Darius is also concerned about how and whether to enforce vaccination requirements for spectators. “I would be very thankful if there was more guidance or structure put in place from the city or state [on vaccine requirements], so that venues and promoters and individuals aren’t having to make these decisions,” he says.
So far, trade groups like the Independent Venue Alliance have helped small venues navigate the challenges that have arisen this year. The IVA “has been a great communication hub for us,” says Morris Gibbs. “We have bi-weekly calls to discuss issues and what everybody’s going through, and it was a great resource when the shuttered venue grant platform crashed.” In addition, “good samaritan” IVA members who are up on the latest regulations have done pre-inspections at other venues to make sure they’re ready for reopening.
Venue owners are being extra-cautious, both out of concern for their customers and to stave off another shutdown. “We certainly don’t want to close again. To open and close, that would be a disaster,” Morris Gibbs says.
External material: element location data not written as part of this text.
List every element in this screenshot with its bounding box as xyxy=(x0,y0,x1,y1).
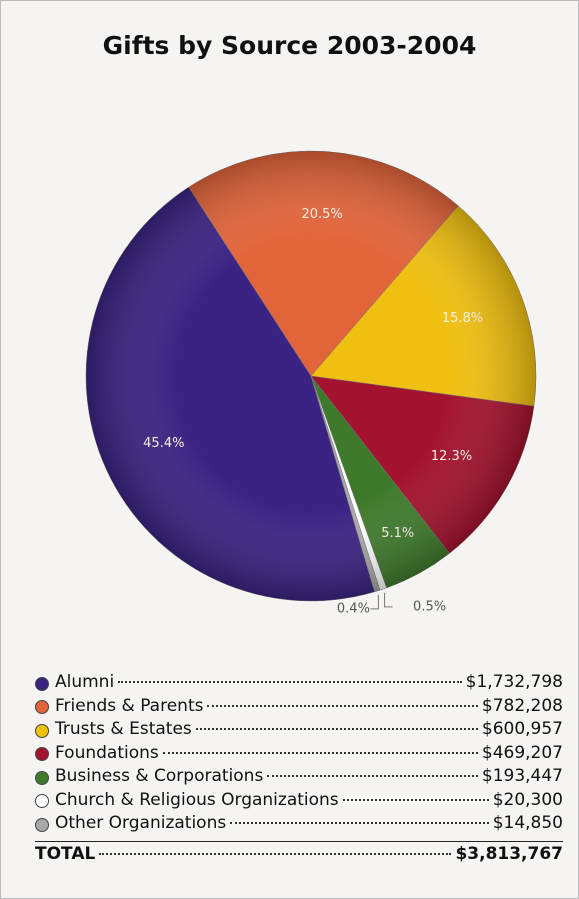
legend-row: Foundations $469,207 xyxy=(35,743,563,767)
legend-amount: $193,447 xyxy=(481,766,563,786)
slice-label: 0.4% xyxy=(337,601,370,616)
leader-dots xyxy=(99,852,452,855)
legend-marker xyxy=(35,676,49,691)
leader-dots xyxy=(162,751,478,754)
slice-label: 0.5% xyxy=(413,599,446,614)
total-amount: $3,813,767 xyxy=(455,843,563,864)
legend-row: Church & Religious Organizations $20,300 xyxy=(35,790,563,814)
legend-marker xyxy=(35,817,49,832)
total-row: TOTAL $3,813,767 xyxy=(35,840,563,868)
legend-row: Alumni $1,732,798 xyxy=(35,672,563,696)
legend-marker xyxy=(35,723,49,738)
legend-label: Alumni xyxy=(55,672,115,692)
legend-row: Trusts & Estates $600,957 xyxy=(35,719,563,743)
legend-marker xyxy=(35,700,49,715)
slice-label: 5.1% xyxy=(381,526,414,541)
legend-label: Trusts & Estates xyxy=(55,719,192,739)
legend-row: Other Organizations $14,850 xyxy=(35,813,563,837)
legend-label: Friends & Parents xyxy=(55,695,204,716)
legend-row: Business & Corporations $193,447 xyxy=(35,766,563,790)
legend-row: Friends & Parents $782,208 xyxy=(35,696,563,720)
legend-label: Foundations xyxy=(55,742,159,763)
legend-amount: $14,850 xyxy=(492,813,563,833)
legend-marker xyxy=(35,747,49,762)
legend-amount: $782,208 xyxy=(481,695,563,716)
legend-label: Church & Religious Organizations xyxy=(55,789,339,810)
leader-dots xyxy=(230,822,489,824)
legend-label: Other Organizations xyxy=(55,813,227,833)
total-label: TOTAL xyxy=(35,843,96,864)
slice-label: 15.8% xyxy=(442,311,483,326)
legend-amount: $20,300 xyxy=(492,789,563,810)
leader-dots xyxy=(195,728,478,730)
leader-dots xyxy=(267,775,478,777)
legend-amount: $1,732,798 xyxy=(465,672,563,692)
slice-label: 20.5% xyxy=(301,207,342,222)
slice-label: 12.3% xyxy=(431,449,472,464)
leader-line xyxy=(384,592,393,608)
legend-amount: $600,957 xyxy=(481,719,563,739)
leader-line xyxy=(370,594,379,610)
pie-area: 45.4% 20.5% 15.8% 12.3% 5.1% 0.5% 0.4% xyxy=(85,150,537,616)
leader-dots xyxy=(207,704,478,707)
slice-label: 45.4% xyxy=(143,436,184,451)
legend-marker xyxy=(35,794,49,809)
legend-amount: $469,207 xyxy=(481,742,563,763)
leader-dots xyxy=(342,798,489,801)
legend-marker xyxy=(35,770,49,785)
legend: Alumni $1,732,798 Friends & Parents $782,20… xyxy=(35,672,563,867)
leader-dots xyxy=(118,681,462,683)
legend-label: Business & Corporations xyxy=(55,766,264,786)
chart-title: Gifts by Source 2003-2004 xyxy=(102,31,477,60)
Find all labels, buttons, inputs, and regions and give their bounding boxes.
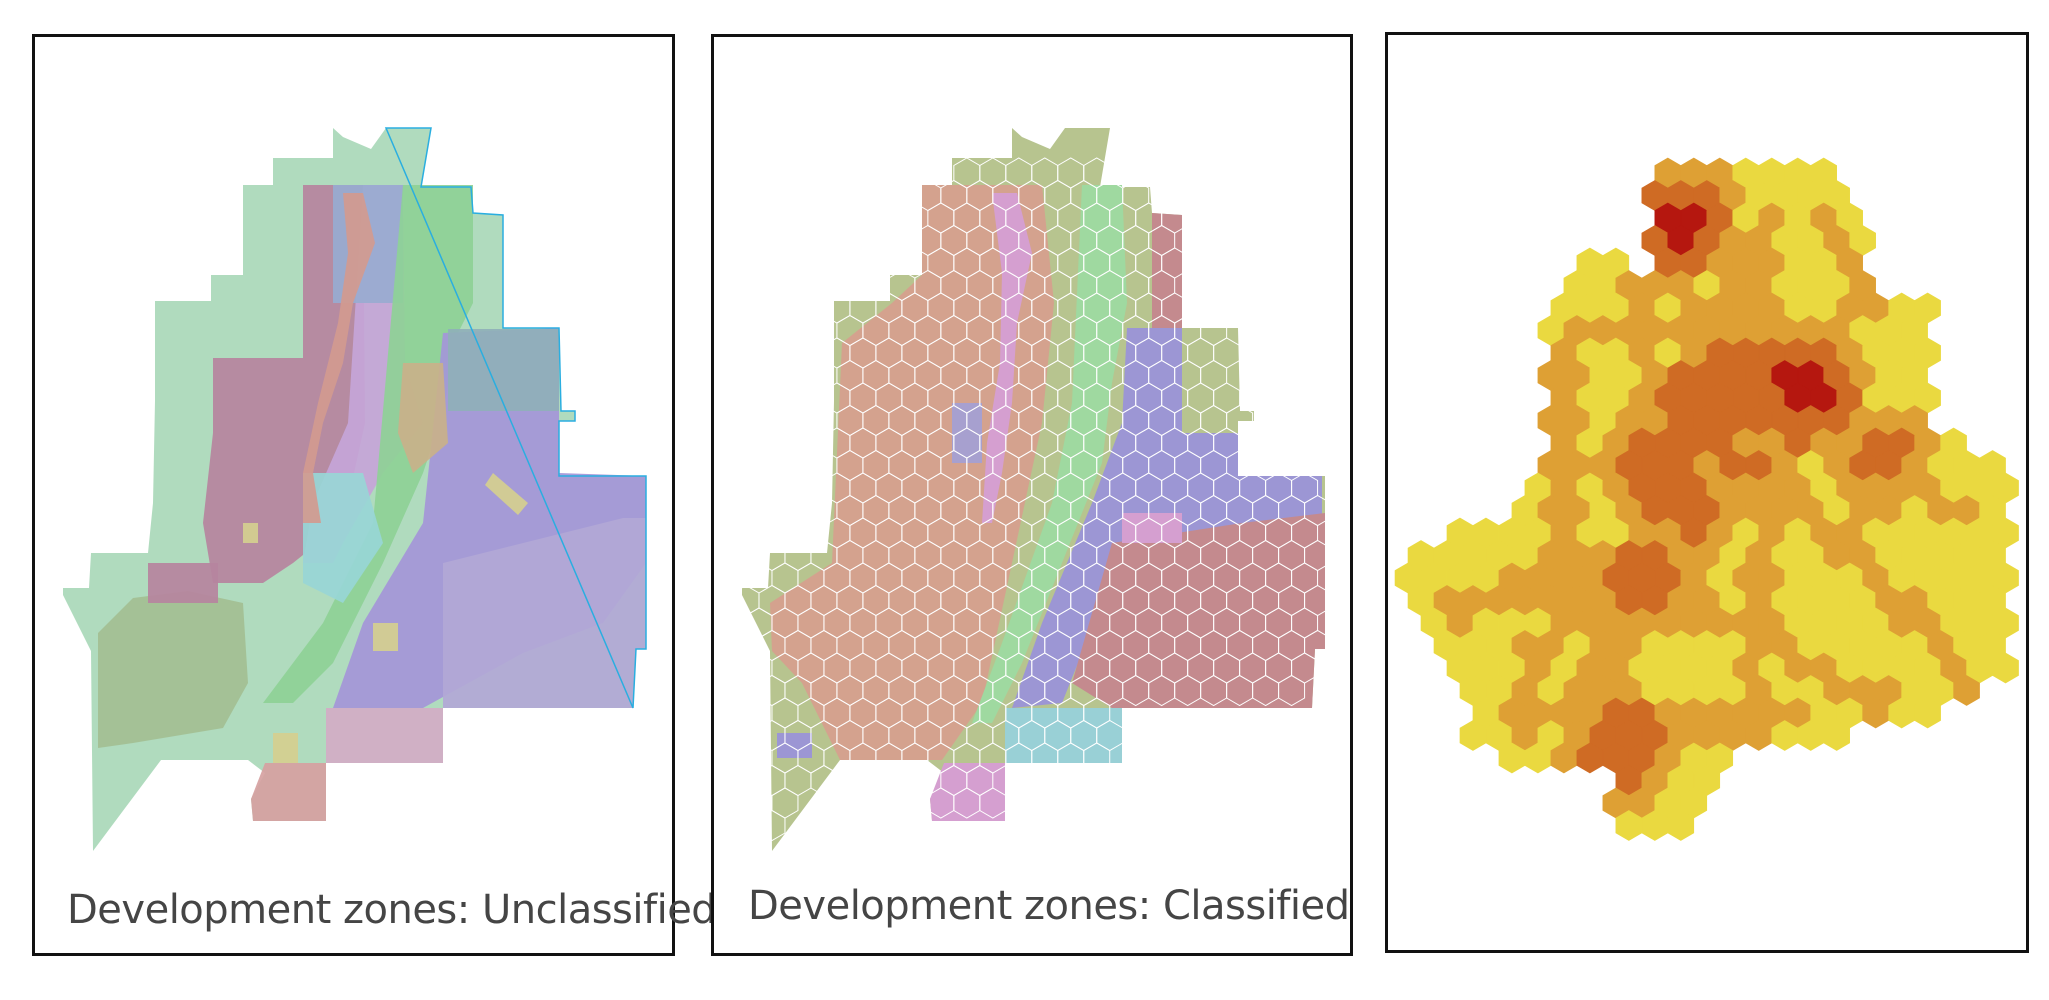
yellow-lot-1: [373, 623, 398, 651]
residential-west: [148, 563, 218, 603]
pink-south: [930, 763, 1005, 821]
pink-zone: [326, 708, 443, 763]
pale-purple-zone: [443, 518, 646, 708]
hex-cell: [1278, 674, 1306, 707]
district-boundary: [384, 127, 647, 709]
purple-west: [777, 733, 812, 758]
tan-residential: [770, 185, 1054, 760]
blue-patch: [952, 403, 982, 463]
map-panel-classified: Development zones: Classified: [711, 34, 1353, 956]
olive-zone: [98, 591, 248, 748]
hex-cell: [1667, 810, 1695, 841]
unclassified-zones-map: [63, 127, 647, 851]
pink-east: [1122, 513, 1182, 543]
hex-cell: [810, 764, 838, 797]
map-caption: Development zones: Classified: [748, 883, 1350, 929]
hex-cell: [1992, 652, 2019, 684]
classified-zones-map: [732, 128, 1332, 851]
hex-cell: [758, 809, 786, 842]
yellow-lot-4: [485, 473, 528, 515]
cyan-zone: [1005, 708, 1122, 763]
yellow-lot-2: [273, 733, 298, 763]
salmon-zone: [251, 763, 326, 821]
green-corridor: [972, 185, 1127, 723]
map-caption: Development zones: Unclassified: [67, 887, 717, 933]
hex-grid: [732, 157, 1332, 842]
hex-cell: [1823, 720, 1850, 751]
slate-zone: [448, 329, 559, 411]
hex-cell: [979, 787, 1007, 819]
green-corridor: [263, 185, 473, 703]
hex-cell: [1914, 697, 1941, 729]
hex-cell: [1083, 742, 1111, 774]
yellow-lot-3: [243, 523, 258, 543]
tan-zone: [398, 363, 448, 473]
hexagon-heatmap: [1394, 157, 2019, 841]
pink-river: [982, 193, 1032, 523]
teal-zone: [303, 473, 383, 603]
rose-north: [1152, 213, 1182, 328]
heatmap-cells: [1394, 157, 2019, 841]
river-strip: [303, 193, 375, 523]
map-panel-unclassified: Development zones: Unclassified: [32, 34, 717, 956]
rose-zone: [1072, 513, 1325, 708]
map-panel-heatmap: [1385, 32, 2029, 953]
hex-cell: [1953, 675, 1980, 706]
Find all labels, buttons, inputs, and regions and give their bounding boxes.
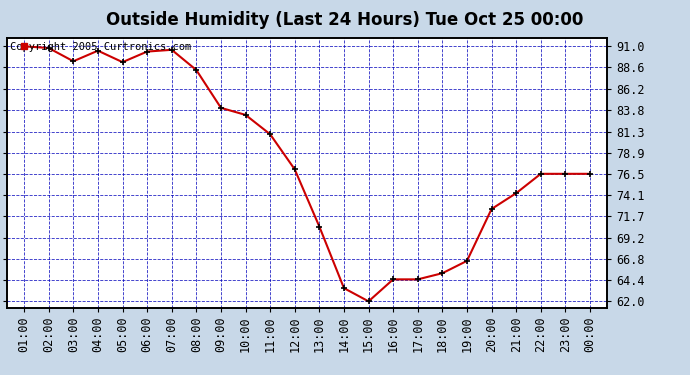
Text: Copyright 2005 Curtronics.com: Copyright 2005 Curtronics.com [10, 42, 191, 51]
Text: Outside Humidity (Last 24 Hours) Tue Oct 25 00:00: Outside Humidity (Last 24 Hours) Tue Oct… [106, 11, 584, 29]
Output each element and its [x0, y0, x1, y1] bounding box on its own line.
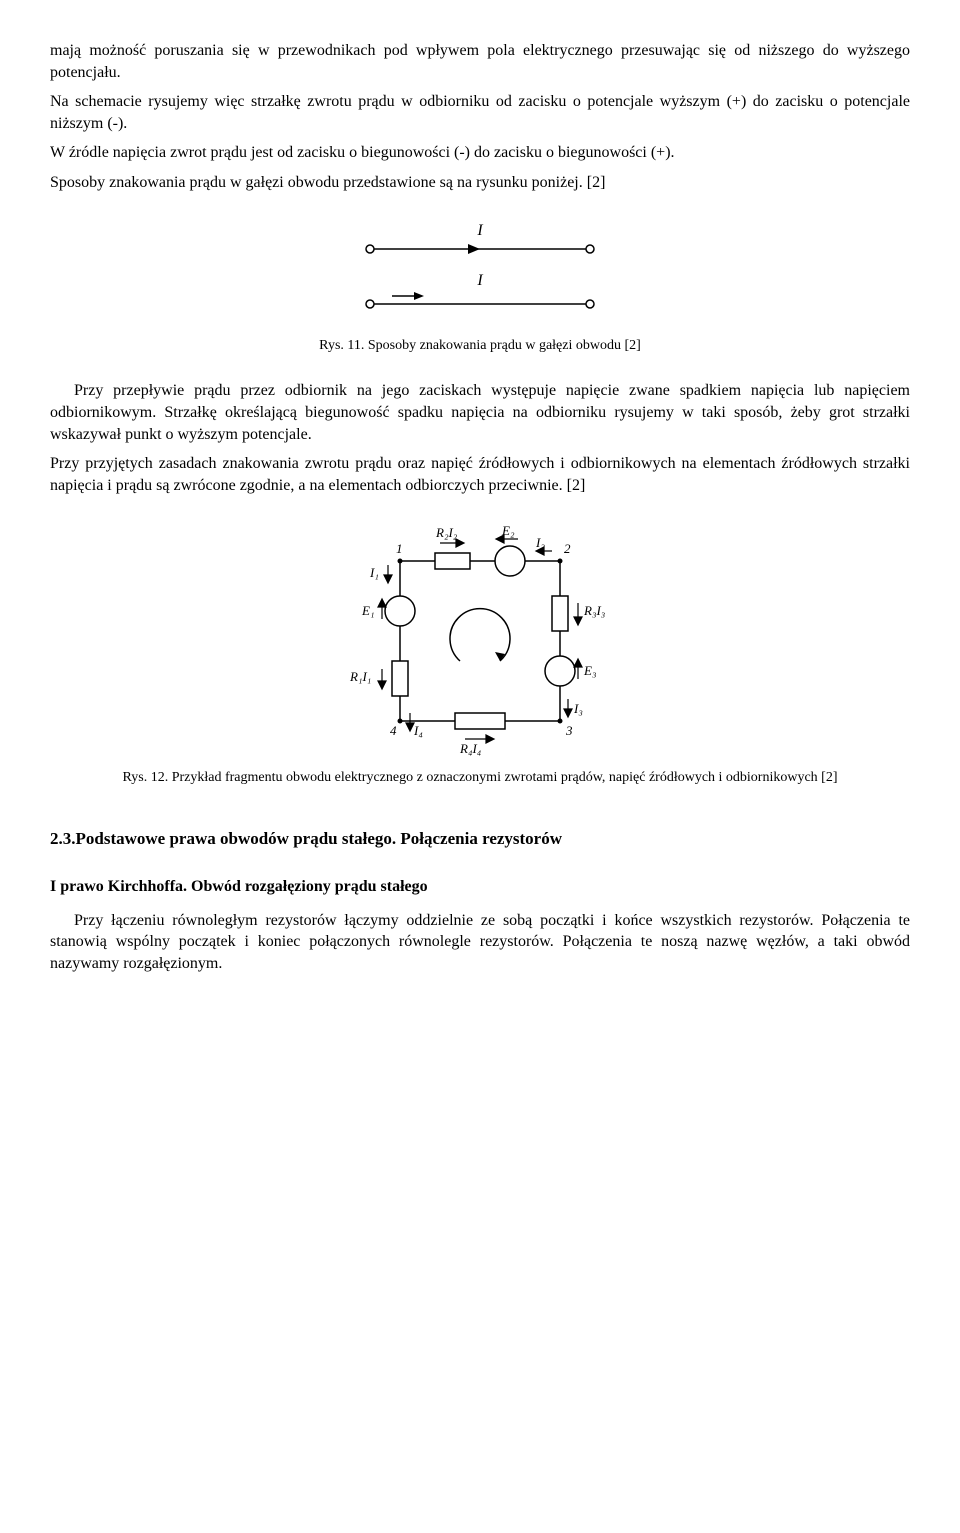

Mostly, though, venues are hoping to wait for the all clear, so fans can bring all of their pent up energy without fear. Getting to that moment, however, will be nerve-racking.
“Before we can open our doors, the pandemic needs to be firmly controlled, or we just won’t feel comfortable about opening,” Schwarz wrote. “To be perfectly honest, I am more scared of opening than I was a year ago of closing down, and that’s saying a lot!”